Top positive review
A unique and fascinating perspective of the always interesting Victorians
Reviewed in the United States on March 29, 2018
The author maintains that biographies, particularly those dealing with Victorian subjects, have been deficient because they pay little or no attention to the physical characteristics of their subjects. This book is her effort to demonstrate how biographies ought to be written with due attention to body parts,in five modules representing life in Victorian Britain. Each module runs between 60 to 80 pages or so, and I felt some just went on too long after the author had made her point. But nonetheless it is an interesting and unique collection.
One reason the book is interesting is that the author only uses the particular body part as a starting point to expand her focus onto other aspects of Victorian life. For example, in the first chapter the body part is the enlarged stomach of one of Victoria's ladies-in-waiting. Is she or is he not "with child"? But in addition, we also learn a great deal about how Victoria gained the crown, the use of scandal as a device to perhaps drive her from the throne, and how upper class women refused to expose their "person" to anyone but their husbands. In fact, given the privacy constraints imposed upon physicians, they could not fully examine the woman in question and never did determine if she were actually pregnant while she was alive.

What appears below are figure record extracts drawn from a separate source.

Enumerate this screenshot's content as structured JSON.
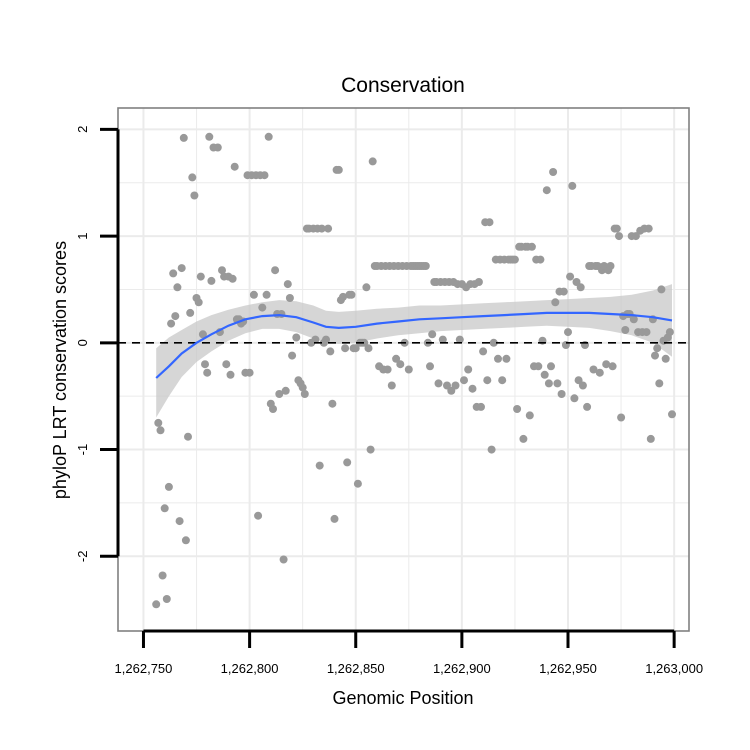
{
  "chart_data": {
    "type": "scatter",
    "title": "Conservation",
    "xlabel": "Genomic Position",
    "ylabel": "phyloP LRT conservation scores",
    "xlim": [
      1262738,
      1263007
    ],
    "ylim": [
      -2.7,
      2.2
    ],
    "x_ticks": [
      1262750,
      1262800,
      1262850,
      1262900,
      1262950,
      1263000
    ],
    "x_tick_labels": [
      "1,262,750",
      "1,262,800",
      "1,262,850",
      "1,262,900",
      "1,262,950",
      "1,263,000"
    ],
    "y_ticks": [
      -2,
      -1,
      0,
      1,
      2
    ],
    "y_tick_labels": [
      "-2",
      "-1",
      "0",
      "1",
      "2"
    ],
    "grid": true,
    "reference_line": {
      "y": 0,
      "style": "dashed",
      "color": "#000000"
    },
    "colors": {
      "points": "#999999",
      "smooth": "#3366FF",
      "band": "#C8C8C8",
      "panel_border": "#808080",
      "grid": "#EBEBEB"
    },
    "points": [
      [
        1262756,
        -2.45
      ],
      [
        1262757,
        -0.75
      ],
      [
        1262758,
        -0.82
      ],
      [
        1262759,
        -2.18
      ],
      [
        1262760,
        -1.55
      ],
      [
        1262761,
        -2.4
      ],
      [
        1262762,
        -1.35
      ],
      [
        1262763,
        0.18
      ],
      [
        1262764,
        0.65
      ],
      [
        1262765,
        0.25
      ],
      [
        1262766,
        0.52
      ],
      [
        1262767,
        -1.67
      ],
      [
        1262768,
        0.7
      ],
      [
        1262769,
        1.92
      ],
      [
        1262770,
        -1.85
      ],
      [
        1262771,
        -0.88
      ],
      [
        1262772,
        0.28
      ],
      [
        1262773,
        1.55
      ],
      [
        1262774,
        1.38
      ],
      [
        1262775,
        0.42
      ],
      [
        1262776,
        0.38
      ],
      [
        1262777,
        0.62
      ],
      [
        1262778,
        0.08
      ],
      [
        1262779,
        -0.2
      ],
      [
        1262780,
        -0.28
      ],
      [
        1262781,
        1.93
      ],
      [
        1262782,
        0.58
      ],
      [
        1262783,
        1.83
      ],
      [
        1262785,
        1.83
      ],
      [
        1262786,
        0.1
      ],
      [
        1262787,
        0.68
      ],
      [
        1262788,
        0.62
      ],
      [
        1262789,
        -0.2
      ],
      [
        1262790,
        0.62
      ],
      [
        1262791,
        -0.3
      ],
      [
        1262792,
        0.6
      ],
      [
        1262793,
        1.65
      ],
      [
        1262794,
        0.22
      ],
      [
        1262795,
        0.22
      ],
      [
        1262796,
        0.18
      ],
      [
        1262797,
        0.2
      ],
      [
        1262798,
        -0.28
      ],
      [
        1262799,
        1.57
      ],
      [
        1262800,
        -0.28
      ],
      [
        1262801,
        1.57
      ],
      [
        1262802,
        0.45
      ],
      [
        1262803,
        1.57
      ],
      [
        1262804,
        -1.62
      ],
      [
        1262805,
        1.57
      ],
      [
        1262806,
        0.33
      ],
      [
        1262807,
        1.57
      ],
      [
        1262808,
        0.45
      ],
      [
        1262809,
        1.93
      ],
      [
        1262810,
        -0.57
      ],
      [
        1262811,
        -0.62
      ],
      [
        1262812,
        0.68
      ],
      [
        1262813,
        0.27
      ],
      [
        1262814,
        -0.48
      ],
      [
        1262815,
        0.27
      ],
      [
        1262816,
        -2.03
      ],
      [
        1262817,
        -0.45
      ],
      [
        1262818,
        0.55
      ],
      [
        1262819,
        0.42
      ],
      [
        1262820,
        -0.12
      ],
      [
        1262822,
        0.05
      ],
      [
        1262823,
        -0.35
      ],
      [
        1262824,
        -0.38
      ],
      [
        1262825,
        -0.42
      ],
      [
        1262826,
        -0.48
      ],
      [
        1262827,
        1.07
      ],
      [
        1262828,
        1.07
      ],
      [
        1262829,
        0.0
      ],
      [
        1262830,
        1.07
      ],
      [
        1262831,
        0.03
      ],
      [
        1262832,
        1.07
      ],
      [
        1262833,
        -1.15
      ],
      [
        1262834,
        1.07
      ],
      [
        1262835,
        0.0
      ],
      [
        1262836,
        0.03
      ],
      [
        1262837,
        1.07
      ],
      [
        1262838,
        -0.08
      ],
      [
        1262839,
        -0.57
      ],
      [
        1262840,
        -1.65
      ],
      [
        1262841,
        1.62
      ],
      [
        1262842,
        1.62
      ],
      [
        1262843,
        0.4
      ],
      [
        1262844,
        0.43
      ],
      [
        1262845,
        -0.05
      ],
      [
        1262846,
        -1.12
      ],
      [
        1262847,
        0.45
      ],
      [
        1262848,
        0.45
      ],
      [
        1262849,
        -0.05
      ],
      [
        1262850,
        -0.05
      ],
      [
        1262851,
        -1.32
      ],
      [
        1262852,
        0.0
      ],
      [
        1262853,
        0.0
      ],
      [
        1262854,
        0.0
      ],
      [
        1262855,
        0.52
      ],
      [
        1262856,
        -0.05
      ],
      [
        1262857,
        -1.0
      ],
      [
        1262858,
        1.7
      ],
      [
        1262859,
        0.72
      ],
      [
        1262860,
        0.72
      ],
      [
        1262861,
        -0.22
      ],
      [
        1262862,
        0.72
      ],
      [
        1262863,
        -0.25
      ],
      [
        1262864,
        0.72
      ],
      [
        1262865,
        -0.25
      ],
      [
        1262866,
        0.72
      ],
      [
        1262867,
        -0.4
      ],
      [
        1262868,
        0.72
      ],
      [
        1262869,
        -0.15
      ],
      [
        1262870,
        0.72
      ],
      [
        1262871,
        -0.2
      ],
      [
        1262872,
        0.72
      ],
      [
        1262873,
        0.0
      ],
      [
        1262874,
        0.72
      ],
      [
        1262875,
        -0.25
      ],
      [
        1262876,
        0.72
      ],
      [
        1262877,
        0.72
      ],
      [
        1262878,
        0.72
      ],
      [
        1262879,
        0.72
      ],
      [
        1262880,
        0.72
      ],
      [
        1262881,
        0.72
      ],
      [
        1262882,
        0.72
      ],
      [
        1262883,
        0.72
      ],
      [
        1262884,
        0.0
      ],
      [
        1262885,
        -0.22
      ],
      [
        1262886,
        0.08
      ],
      [
        1262887,
        0.57
      ],
      [
        1262888,
        0.57
      ],
      [
        1262889,
        -0.38
      ],
      [
        1262890,
        0.57
      ],
      [
        1262891,
        0.03
      ],
      [
        1262892,
        0.57
      ],
      [
        1262893,
        -0.4
      ],
      [
        1262894,
        0.57
      ],
      [
        1262895,
        -0.45
      ],
      [
        1262896,
        0.57
      ],
      [
        1262897,
        -0.4
      ],
      [
        1262898,
        0.55
      ],
      [
        1262899,
        0.03
      ],
      [
        1262900,
        0.55
      ],
      [
        1262901,
        -0.35
      ],
      [
        1262902,
        0.52
      ],
      [
        1262903,
        -0.25
      ],
      [
        1262904,
        0.55
      ],
      [
        1262905,
        -0.43
      ],
      [
        1262906,
        0.55
      ],
      [
        1262907,
        -0.6
      ],
      [
        1262908,
        0.57
      ],
      [
        1262909,
        -0.6
      ],
      [
        1262910,
        -0.08
      ],
      [
        1262911,
        1.13
      ],
      [
        1262912,
        -0.35
      ],
      [
        1262913,
        1.13
      ],
      [
        1262914,
        -1.0
      ],
      [
        1262915,
        0.0
      ],
      [
        1262916,
        0.78
      ],
      [
        1262917,
        -0.15
      ],
      [
        1262918,
        0.78
      ],
      [
        1262919,
        -0.35
      ],
      [
        1262920,
        0.78
      ],
      [
        1262921,
        -0.15
      ],
      [
        1262922,
        0.78
      ],
      [
        1262923,
        0.78
      ],
      [
        1262924,
        0.78
      ],
      [
        1262925,
        0.78
      ],
      [
        1262926,
        -0.62
      ],
      [
        1262927,
        0.9
      ],
      [
        1262928,
        0.9
      ],
      [
        1262929,
        -0.9
      ],
      [
        1262930,
        0.9
      ],
      [
        1262931,
        0.9
      ],
      [
        1262932,
        -0.68
      ],
      [
        1262933,
        0.9
      ],
      [
        1262934,
        -0.22
      ],
      [
        1262935,
        0.78
      ],
      [
        1262936,
        -0.22
      ],
      [
        1262937,
        0.78
      ],
      [
        1262938,
        0.02
      ],
      [
        1262939,
        -0.3
      ],
      [
        1262940,
        1.43
      ],
      [
        1262941,
        -0.38
      ],
      [
        1262942,
        -0.22
      ],
      [
        1262943,
        1.6
      ],
      [
        1262944,
        0.38
      ],
      [
        1262945,
        -0.38
      ],
      [
        1262946,
        0.48
      ],
      [
        1262947,
        -0.48
      ],
      [
        1262948,
        0.48
      ],
      [
        1262949,
        -0.02
      ],
      [
        1262950,
        0.1
      ],
      [
        1262951,
        0.62
      ],
      [
        1262952,
        1.47
      ],
      [
        1262953,
        -0.52
      ],
      [
        1262954,
        0.57
      ],
      [
        1262955,
        -0.35
      ],
      [
        1262956,
        0.52
      ],
      [
        1262957,
        -0.4
      ],
      [
        1262958,
        -0.02
      ],
      [
        1262959,
        -0.6
      ],
      [
        1262960,
        0.72
      ],
      [
        1262961,
        0.72
      ],
      [
        1262962,
        -0.25
      ],
      [
        1262963,
        0.72
      ],
      [
        1262964,
        0.72
      ],
      [
        1262965,
        -0.28
      ],
      [
        1262966,
        0.68
      ],
      [
        1262967,
        0.72
      ],
      [
        1262968,
        -0.2
      ],
      [
        1262969,
        0.68
      ],
      [
        1262970,
        0.72
      ],
      [
        1262971,
        -0.22
      ],
      [
        1262972,
        1.07
      ],
      [
        1262973,
        1.07
      ],
      [
        1262974,
        1.0
      ],
      [
        1262975,
        -0.7
      ],
      [
        1262976,
        0.25
      ],
      [
        1262977,
        0.12
      ],
      [
        1262978,
        0.27
      ],
      [
        1262979,
        0.27
      ],
      [
        1262980,
        1.0
      ],
      [
        1262981,
        0.22
      ],
      [
        1262982,
        1.0
      ],
      [
        1262983,
        0.1
      ],
      [
        1262984,
        1.05
      ],
      [
        1262985,
        0.1
      ],
      [
        1262986,
        1.07
      ],
      [
        1262987,
        0.1
      ],
      [
        1262988,
        1.07
      ],
      [
        1262989,
        -0.9
      ],
      [
        1262990,
        0.22
      ],
      [
        1262991,
        -0.12
      ],
      [
        1262992,
        -0.05
      ],
      [
        1262993,
        -0.38
      ],
      [
        1262994,
        0.5
      ],
      [
        1262995,
        0.02
      ],
      [
        1262996,
        -0.15
      ],
      [
        1262997,
        0.05
      ],
      [
        1262998,
        0.1
      ],
      [
        1262999,
        -0.67
      ]
    ],
    "smooth": [
      [
        1262756,
        -0.33
      ],
      [
        1262762,
        -0.22
      ],
      [
        1262768,
        -0.1
      ],
      [
        1262775,
        0.0
      ],
      [
        1262782,
        0.08
      ],
      [
        1262790,
        0.16
      ],
      [
        1262798,
        0.22
      ],
      [
        1262806,
        0.25
      ],
      [
        1262814,
        0.26
      ],
      [
        1262822,
        0.24
      ],
      [
        1262830,
        0.19
      ],
      [
        1262836,
        0.15
      ],
      [
        1262842,
        0.14
      ],
      [
        1262850,
        0.15
      ],
      [
        1262860,
        0.18
      ],
      [
        1262870,
        0.2
      ],
      [
        1262880,
        0.22
      ],
      [
        1262890,
        0.23
      ],
      [
        1262900,
        0.24
      ],
      [
        1262910,
        0.25
      ],
      [
        1262920,
        0.26
      ],
      [
        1262930,
        0.27
      ],
      [
        1262940,
        0.28
      ],
      [
        1262950,
        0.28
      ],
      [
        1262960,
        0.28
      ],
      [
        1262970,
        0.27
      ],
      [
        1262980,
        0.26
      ],
      [
        1262990,
        0.24
      ],
      [
        1262999,
        0.21
      ]
    ],
    "smooth_upper": [
      [
        1262756,
        -0.05
      ],
      [
        1262762,
        0.05
      ],
      [
        1262768,
        0.12
      ],
      [
        1262775,
        0.2
      ],
      [
        1262782,
        0.26
      ],
      [
        1262790,
        0.31
      ],
      [
        1262798,
        0.35
      ],
      [
        1262806,
        0.38
      ],
      [
        1262814,
        0.4
      ],
      [
        1262822,
        0.39
      ],
      [
        1262830,
        0.35
      ],
      [
        1262836,
        0.3
      ],
      [
        1262842,
        0.29
      ],
      [
        1262850,
        0.3
      ],
      [
        1262860,
        0.32
      ],
      [
        1262870,
        0.33
      ],
      [
        1262880,
        0.35
      ],
      [
        1262890,
        0.35
      ],
      [
        1262900,
        0.36
      ],
      [
        1262910,
        0.37
      ],
      [
        1262920,
        0.38
      ],
      [
        1262930,
        0.39
      ],
      [
        1262940,
        0.4
      ],
      [
        1262950,
        0.41
      ],
      [
        1262960,
        0.42
      ],
      [
        1262970,
        0.43
      ],
      [
        1262980,
        0.45
      ],
      [
        1262990,
        0.49
      ],
      [
        1262999,
        0.55
      ]
    ],
    "smooth_lower": [
      [
        1262756,
        -0.7
      ],
      [
        1262762,
        -0.5
      ],
      [
        1262768,
        -0.32
      ],
      [
        1262775,
        -0.18
      ],
      [
        1262782,
        -0.08
      ],
      [
        1262790,
        0.02
      ],
      [
        1262798,
        0.09
      ],
      [
        1262806,
        0.13
      ],
      [
        1262814,
        0.13
      ],
      [
        1262822,
        0.1
      ],
      [
        1262830,
        0.04
      ],
      [
        1262836,
        0.0
      ],
      [
        1262842,
        -0.01
      ],
      [
        1262850,
        0.0
      ],
      [
        1262860,
        0.04
      ],
      [
        1262870,
        0.07
      ],
      [
        1262880,
        0.09
      ],
      [
        1262890,
        0.11
      ],
      [
        1262900,
        0.12
      ],
      [
        1262910,
        0.13
      ],
      [
        1262920,
        0.14
      ],
      [
        1262930,
        0.15
      ],
      [
        1262940,
        0.16
      ],
      [
        1262950,
        0.15
      ],
      [
        1262960,
        0.14
      ],
      [
        1262970,
        0.11
      ],
      [
        1262980,
        0.07
      ],
      [
        1262990,
        0.0
      ],
      [
        1262999,
        -0.13
      ]
    ]
  }
}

The same technique is used in a fascinating chapter of Darwin's famous beard which some said made him resemble a monkey. In addition to Darwin, the discussion evolves into how in the mid-1850's, upper and middle class Victorian men began to grow full beards again and what factors led to a decrease in shaving especially among authors. Similarly, in the module on George Eliot's supposed enlarged right hand, we learn about not only Elliot but also the importance of milkmaids to the Victorians. In somewhat the reverse of the O.J. case, the author tracks down a pair of Elliot's gloves and finds them to be small and not enlarged.
The fourth chapter on the lips of famous artist Dante Gabriel Rossetti's mistress (well illustrated in several of the fine color prints in the volume) is the foundation for discussing Victorian prostitution. In the final chapter, the dismemberment of a young girl introduces the reader to other aspects of the Victorian period. The latter chapter actually turns out to be a murder mystery full of police, investigations, apprehension, trial, and execution--the Brits do love their murder mysteries. So an interesting and unique perspective on the fascinating Victorians, and the author well demonstrates the accuracy of her thesis--body characteristics should matter to biographers.